I make the exception because Kelly is my age and from my home town. Many of the same forces that shaped me presumably also shaped him. But here we are. One could imagine a military guy agreeing to take on Homeland Security — it’s a tough job, but someone’s got to do it. Better someone who is competent that an idiot or an ideologue. But if competence leads to an outcome like this, give me idiocy:
Colindres always thought of America as a dream refuge. He fled Guatemala in 2004 to get away from the drug trafficking, from the murder, from the country where one of his family members was killed. He came across the border through Texas — where many of those he traveled with were caught. He decided to turn himself in and he was released into the US on a provisional waiver.

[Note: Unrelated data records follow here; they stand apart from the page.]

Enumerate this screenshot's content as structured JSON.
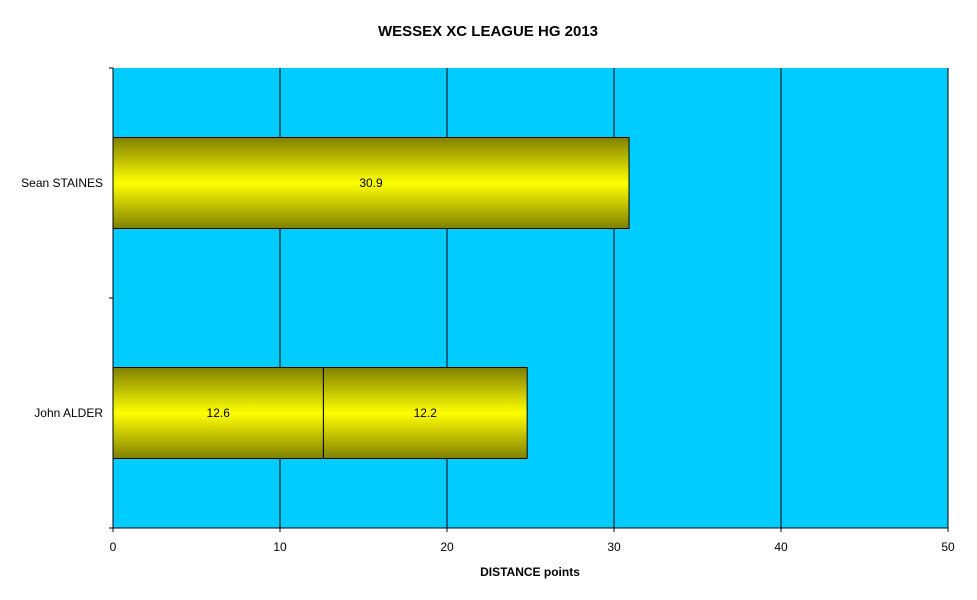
{
  "chart_data": {
    "type": "bar",
    "orientation": "horizontal",
    "stacked": true,
    "title": "WESSEX XC LEAGUE HG 2013",
    "xlabel": "DISTANCE points",
    "ylabel": "",
    "xlim": [
      0,
      50
    ],
    "xticks": [
      "0",
      "10",
      "20",
      "30",
      "40",
      "50"
    ],
    "grid": "vertical",
    "legend": "none",
    "colors": {
      "plot_bg": "#00CCFF",
      "bar_light": "#FFFF00",
      "bar_dark": "#808000",
      "grid": "#000000"
    },
    "categories": [
      "Sean STAINES",
      "John ALDER"
    ],
    "segments": [
      {
        "category": "Sean STAINES",
        "values": [
          30.9
        ],
        "labels": [
          "30.9"
        ]
      },
      {
        "category": "John ALDER",
        "values": [
          12.6,
          12.2
        ],
        "labels": [
          "12.6",
          "12.2"
        ]
      }
    ]
  }
}
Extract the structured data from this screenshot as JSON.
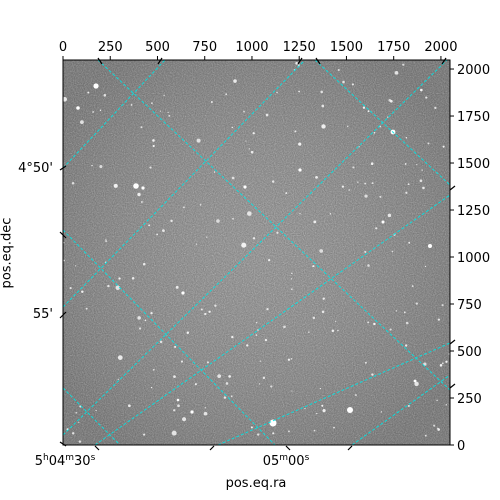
{
  "figure": {
    "top_ticks": [
      "0",
      "250",
      "500",
      "750",
      "1000",
      "1250",
      "1500",
      "1750",
      "2000"
    ],
    "top_tick_values": [
      0,
      250,
      500,
      750,
      1000,
      1250,
      1500,
      1750,
      2000
    ],
    "right_ticks": [
      "0",
      "250",
      "500",
      "750",
      "1000",
      "1250",
      "1500",
      "1750",
      "2000"
    ],
    "right_tick_values": [
      0,
      250,
      500,
      750,
      1000,
      1250,
      1500,
      1750,
      2000
    ],
    "pixel_range": [
      0,
      2048
    ],
    "left_ticks": [
      {
        "label_main": "4°50'",
        "label_sup": "",
        "label_tail": ""
      },
      {
        "label_main": "55'",
        "label_sup": "",
        "label_tail": ""
      }
    ],
    "bottom_ticks": [
      {
        "label_main": "5",
        "label_sup": "h",
        "label_tail": "04",
        "label_sup2": "m",
        "label_tail2": "30",
        "label_sup3": "s"
      },
      {
        "label_main": "05",
        "label_sup": "m",
        "label_tail": "00",
        "label_sup2": "s",
        "label_tail2": "",
        "label_sup3": ""
      }
    ],
    "xlabel": "pos.eq.ra",
    "ylabel": "pos.eq.dec",
    "grid_color": "#00e5e5",
    "image_colormap": "gray"
  }
}
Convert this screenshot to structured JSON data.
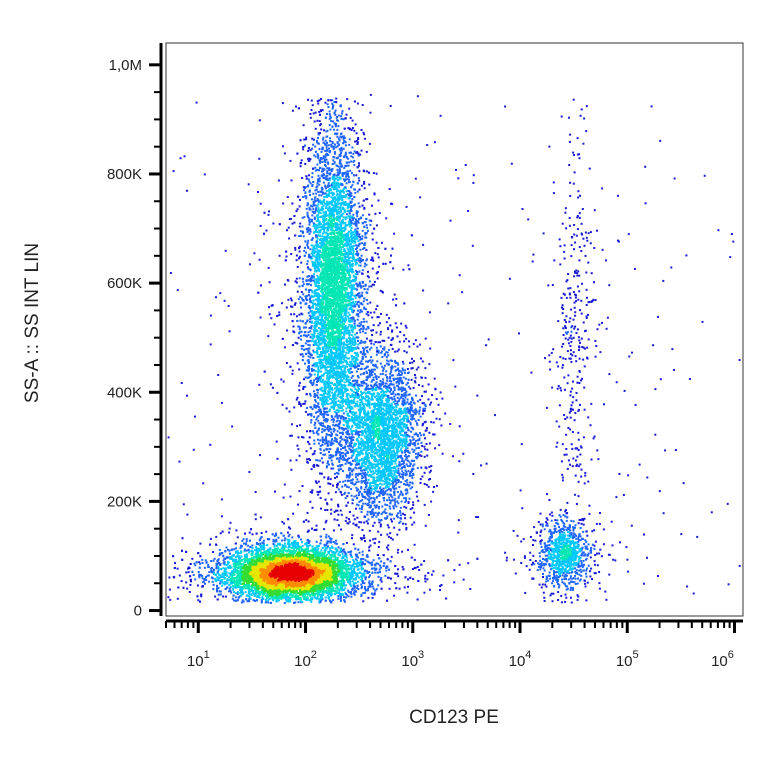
{
  "chart_data": {
    "type": "scatter",
    "style": "density-colored flow cytometry dot plot",
    "xlabel": "CD123 PE",
    "ylabel": "SS-A :: SS INT LIN",
    "x_scale": "log",
    "xlim": [
      5,
      1200000
    ],
    "ylim": [
      -10000,
      1040000
    ],
    "x_ticks": [
      {
        "value": 10,
        "base": "10",
        "exp": "1"
      },
      {
        "value": 100,
        "base": "10",
        "exp": "2"
      },
      {
        "value": 1000,
        "base": "10",
        "exp": "3"
      },
      {
        "value": 10000,
        "base": "10",
        "exp": "4"
      },
      {
        "value": 100000,
        "base": "10",
        "exp": "5"
      },
      {
        "value": 1000000,
        "base": "10",
        "exp": "6"
      }
    ],
    "y_ticks": [
      {
        "value": 0,
        "label": "0"
      },
      {
        "value": 200000,
        "label": "200K"
      },
      {
        "value": 400000,
        "label": "400K"
      },
      {
        "value": 600000,
        "label": "600K"
      },
      {
        "value": 800000,
        "label": "800K"
      },
      {
        "value": 1000000,
        "label": "1,0M"
      }
    ],
    "populations": [
      {
        "log10_x_center": 1.85,
        "y_center": 70000,
        "log10_x_sd": 0.28,
        "y_sd": 22000,
        "count": 9000,
        "peak": "red"
      },
      {
        "log10_x_center": 2.25,
        "y_center": 590000,
        "log10_x_sd": 0.13,
        "y_sd": 140000,
        "count": 6500,
        "peak": "green"
      },
      {
        "log10_x_center": 2.7,
        "y_center": 320000,
        "log10_x_sd": 0.17,
        "y_sd": 70000,
        "count": 3000,
        "peak": "cyan"
      },
      {
        "log10_x_center": 4.4,
        "y_center": 105000,
        "log10_x_sd": 0.12,
        "y_sd": 30000,
        "count": 900,
        "peak": "cyan"
      },
      {
        "log10_x_center": 4.5,
        "y_center": 500000,
        "log10_x_sd": 0.1,
        "y_sd": 180000,
        "count": 350,
        "peak": "blue"
      }
    ],
    "colormap": [
      "#1a1ad6",
      "#1f64ff",
      "#00c8ff",
      "#00e6b4",
      "#32dc32",
      "#e6e600",
      "#ff8c00",
      "#e60000"
    ]
  }
}
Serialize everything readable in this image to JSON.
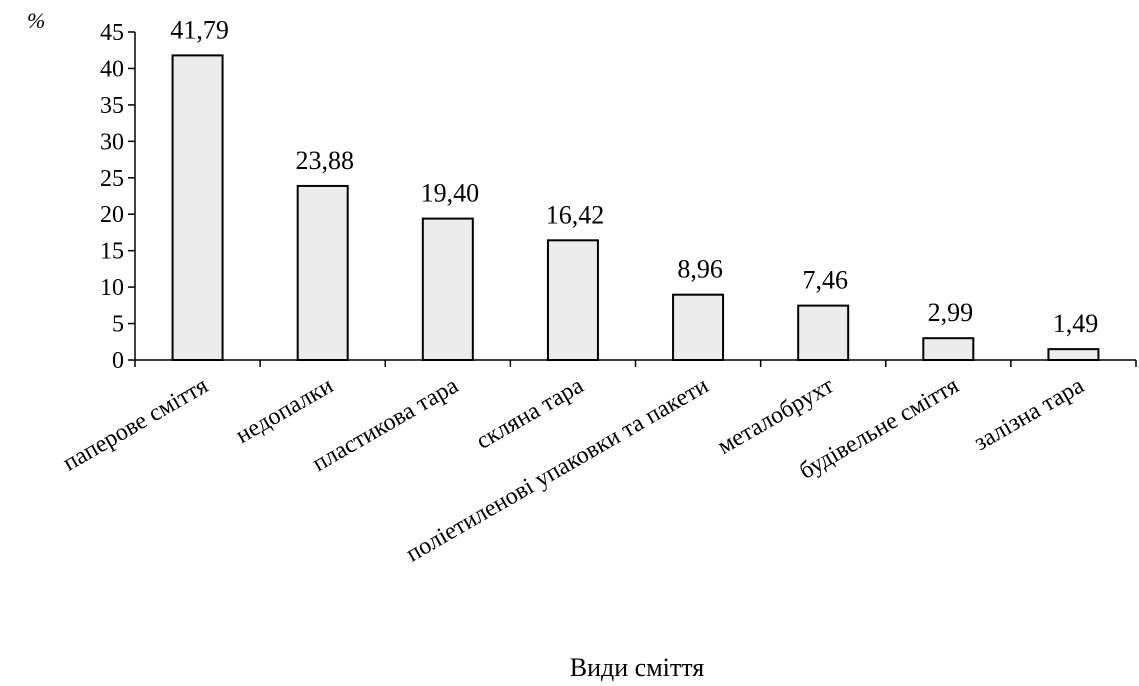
{
  "chart_data": {
    "type": "bar",
    "categories": [
      "паперове сміття",
      "недопалки",
      "пластикова тара",
      "скляна тара",
      "поліетиленові упаковки та пакети",
      "металобрухт",
      "будівельне сміття",
      "залізна тара"
    ],
    "values": [
      41.79,
      23.88,
      19.4,
      16.42,
      8.96,
      7.46,
      2.99,
      1.49
    ],
    "value_labels": [
      "41,79",
      "23,88",
      "19,40",
      "16,42",
      "8,96",
      "7,46",
      "2,99",
      "1,49"
    ],
    "xlabel": "Види сміття",
    "ylabel": "%",
    "ylim": [
      0,
      45
    ],
    "yticks": [
      0,
      5,
      10,
      15,
      20,
      25,
      30,
      35,
      40,
      45
    ],
    "grid": false,
    "bar_fill": "#ececec",
    "bar_stroke": "#000000"
  }
}
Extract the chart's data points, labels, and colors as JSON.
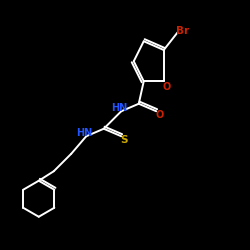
{
  "bg_color": "#000000",
  "bond_color": "#ffffff",
  "atom_colors": {
    "Br": "#cc2200",
    "O": "#cc2200",
    "N": "#2255ff",
    "S": "#ccaa00",
    "C": "#ffffff"
  }
}
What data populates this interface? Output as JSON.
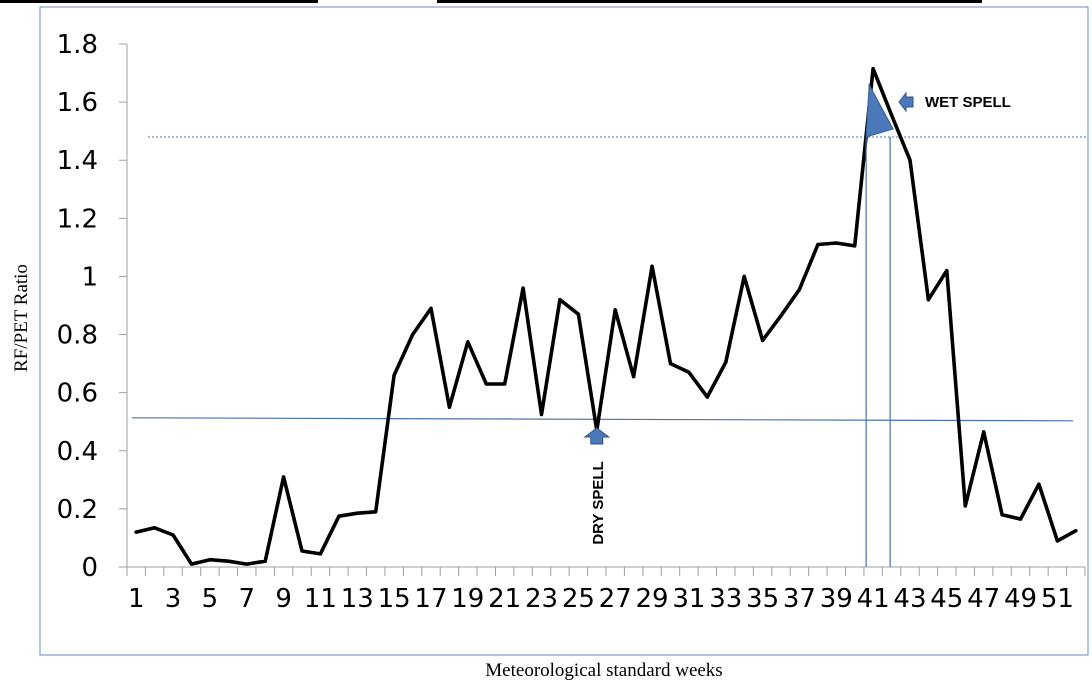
{
  "chart_data": {
    "type": "line",
    "xlabel": "Meteorological standard weeks",
    "ylabel": "RF/PET Ratio",
    "ylim": [
      0,
      1.8
    ],
    "y_ticks": [
      "0",
      "0.2",
      "0.4",
      "0.6",
      "0.8",
      "1",
      "1.2",
      "1.4",
      "1.6",
      "1.8"
    ],
    "x_tick_labels": [
      "1",
      "3",
      "5",
      "7",
      "9",
      "11",
      "13",
      "15",
      "17",
      "19",
      "21",
      "23",
      "25",
      "27",
      "29",
      "31",
      "33",
      "35",
      "37",
      "39",
      "41",
      "43",
      "45",
      "47",
      "49",
      "51"
    ],
    "x": [
      1,
      2,
      3,
      4,
      5,
      6,
      7,
      8,
      9,
      10,
      11,
      12,
      13,
      14,
      15,
      16,
      17,
      18,
      19,
      20,
      21,
      22,
      23,
      24,
      25,
      26,
      27,
      28,
      29,
      30,
      31,
      32,
      33,
      34,
      35,
      36,
      37,
      38,
      39,
      40,
      41,
      42,
      43,
      44,
      45,
      46,
      47,
      48,
      49,
      50,
      51,
      52
    ],
    "values": [
      0.12,
      0.135,
      0.11,
      0.01,
      0.025,
      0.02,
      0.01,
      0.02,
      0.31,
      0.055,
      0.045,
      0.175,
      0.185,
      0.19,
      0.66,
      0.8,
      0.89,
      0.55,
      0.775,
      0.63,
      0.63,
      0.96,
      0.525,
      0.92,
      0.87,
      0.47,
      0.885,
      0.655,
      1.035,
      0.7,
      0.67,
      0.585,
      0.705,
      1.0,
      0.78,
      0.865,
      0.955,
      1.11,
      1.115,
      1.105,
      1.715,
      1.555,
      1.4,
      0.92,
      1.02,
      0.21,
      0.465,
      0.18,
      0.165,
      0.285,
      0.09,
      0.125
    ],
    "grid": false,
    "thresholds": {
      "dry": 0.51,
      "wet": 1.48
    },
    "annotations": {
      "wet": "WET SPELL",
      "dry": "DRY SPELL"
    },
    "colors": {
      "line": "#000000",
      "threshold": "#4a72b0",
      "marker": "#4a78b8",
      "frame": "#6a8ec4"
    }
  }
}
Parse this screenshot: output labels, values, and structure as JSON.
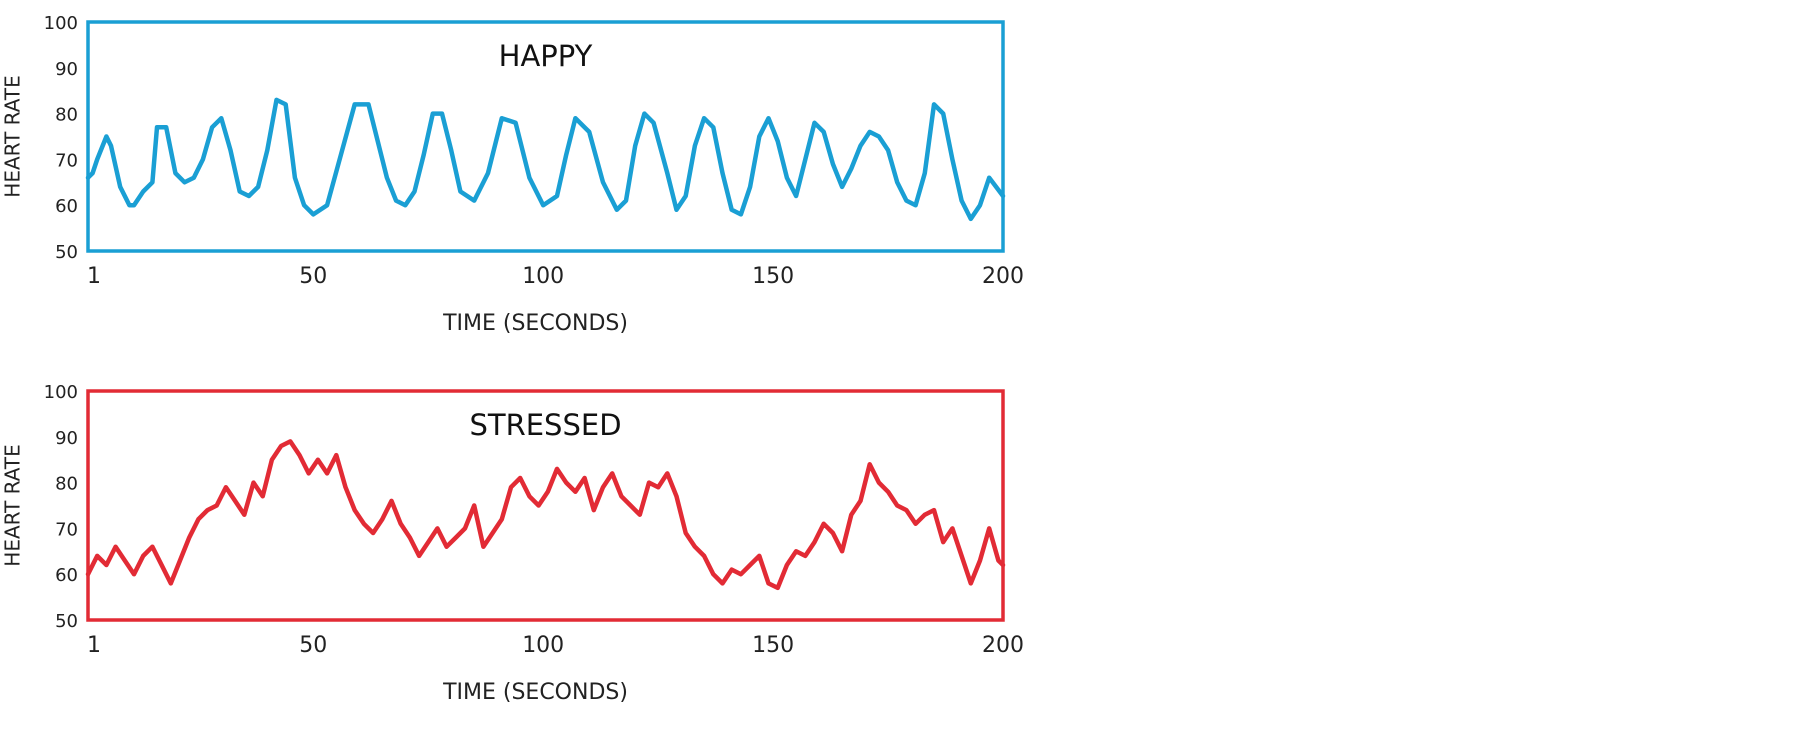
{
  "chart_data": [
    {
      "type": "line",
      "title": "HAPPY",
      "xlabel": "TIME (SECONDS)",
      "ylabel": "HEART RATE",
      "xlim": [
        1,
        200
      ],
      "ylim": [
        50,
        100
      ],
      "x_ticks": [
        "1",
        "50",
        "100",
        "150",
        "200"
      ],
      "y_ticks": [
        "50",
        "60",
        "70",
        "80",
        "90",
        "100"
      ],
      "grid": false,
      "legend": "none",
      "color": "#1a9fd4",
      "series": [
        {
          "x": [
            1,
            2,
            3,
            5,
            6,
            8,
            10,
            11,
            13,
            15,
            16,
            18,
            20,
            22,
            24,
            26,
            28,
            30,
            32,
            34,
            36,
            38,
            40,
            42,
            44,
            46,
            48,
            50,
            53,
            56,
            59,
            62,
            64,
            66,
            68,
            70,
            72,
            74,
            76,
            78,
            80,
            82,
            85,
            88,
            91,
            94,
            97,
            100,
            103,
            105,
            107,
            110,
            113,
            116,
            118,
            120,
            122,
            124,
            127,
            129,
            131,
            133,
            135,
            137,
            139,
            141,
            143,
            145,
            147,
            149,
            151,
            153,
            155,
            157,
            159,
            161,
            163,
            165,
            167,
            169,
            171,
            173,
            175,
            177,
            179,
            181,
            183,
            185,
            187,
            189,
            191,
            193,
            195,
            197,
            200
          ],
          "y": [
            66,
            67,
            70,
            75,
            73,
            64,
            60,
            60,
            63,
            65,
            77,
            77,
            67,
            65,
            66,
            70,
            77,
            79,
            72,
            63,
            62,
            64,
            72,
            83,
            82,
            66,
            60,
            58,
            60,
            71,
            82,
            82,
            74,
            66,
            61,
            60,
            63,
            71,
            80,
            80,
            72,
            63,
            61,
            67,
            79,
            78,
            66,
            60,
            62,
            71,
            79,
            76,
            65,
            59,
            61,
            73,
            80,
            78,
            67,
            59,
            62,
            73,
            79,
            77,
            67,
            59,
            58,
            64,
            75,
            79,
            74,
            66,
            62,
            70,
            78,
            76,
            69,
            64,
            68,
            73,
            76,
            75,
            72,
            65,
            61,
            60,
            67,
            82,
            80,
            70,
            61,
            57,
            60,
            66,
            62
          ]
        }
      ]
    },
    {
      "type": "line",
      "title": "STRESSED",
      "xlabel": "TIME (SECONDS)",
      "ylabel": "HEART RATE",
      "xlim": [
        1,
        200
      ],
      "ylim": [
        50,
        100
      ],
      "x_ticks": [
        "1",
        "50",
        "100",
        "150",
        "200"
      ],
      "y_ticks": [
        "50",
        "60",
        "70",
        "80",
        "90",
        "100"
      ],
      "grid": false,
      "legend": "none",
      "color": "#e22b35",
      "series": [
        {
          "x": [
            1,
            3,
            5,
            7,
            9,
            11,
            13,
            15,
            17,
            19,
            21,
            23,
            25,
            27,
            29,
            31,
            33,
            35,
            37,
            39,
            41,
            43,
            45,
            47,
            49,
            51,
            53,
            55,
            57,
            59,
            61,
            63,
            65,
            67,
            69,
            71,
            73,
            75,
            77,
            79,
            81,
            83,
            85,
            87,
            89,
            91,
            93,
            95,
            97,
            99,
            101,
            103,
            105,
            107,
            109,
            111,
            113,
            115,
            117,
            119,
            121,
            123,
            125,
            127,
            129,
            131,
            133,
            135,
            137,
            139,
            141,
            143,
            145,
            147,
            149,
            151,
            153,
            155,
            157,
            159,
            161,
            163,
            165,
            167,
            169,
            171,
            173,
            175,
            177,
            179,
            181,
            183,
            185,
            187,
            189,
            191,
            193,
            195,
            197,
            199,
            200
          ],
          "y": [
            60,
            64,
            62,
            66,
            63,
            60,
            64,
            66,
            62,
            58,
            63,
            68,
            72,
            74,
            75,
            79,
            76,
            73,
            80,
            77,
            85,
            88,
            89,
            86,
            82,
            85,
            82,
            86,
            79,
            74,
            71,
            69,
            72,
            76,
            71,
            68,
            64,
            67,
            70,
            66,
            68,
            70,
            75,
            66,
            69,
            72,
            79,
            81,
            77,
            75,
            78,
            83,
            80,
            78,
            81,
            74,
            79,
            82,
            77,
            75,
            73,
            80,
            79,
            82,
            77,
            69,
            66,
            64,
            60,
            58,
            61,
            60,
            62,
            64,
            58,
            57,
            62,
            65,
            64,
            67,
            71,
            69,
            65,
            73,
            76,
            84,
            80,
            78,
            75,
            74,
            71,
            73,
            74,
            67,
            70,
            64,
            58,
            63,
            70,
            63,
            62
          ]
        }
      ]
    }
  ]
}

What he did not know, until after he married Samantha and began legal proceedings to become a US citizen, was that he had missed a court date in Texas. New England Immigration and Customs Enforcement spokesman Shawn Neudauer said an order of removal was issued by a federal judge in 2004.
Colindres maintains the system failed him, too. Officials had his name and address wrong, he said, so he never knew about the court date or resulting order.
“I’m not a criminal. The only thing I did wrong was miss a court (appearance),” he said. “I didn’t know, I was just 20 years old. I made a mistake. I’m sorry. I think that’s all I can say.”
And now Kelly will apply his competence to–what? It will all end badly, for Kelly and for the country. He is likely to end up a dignity wraith, to use Josh Marshall’s brilliant term, having accomplished nothing except ruining his reputation and, like his predecessor, expressing gratitude to the great man who has humiliated him.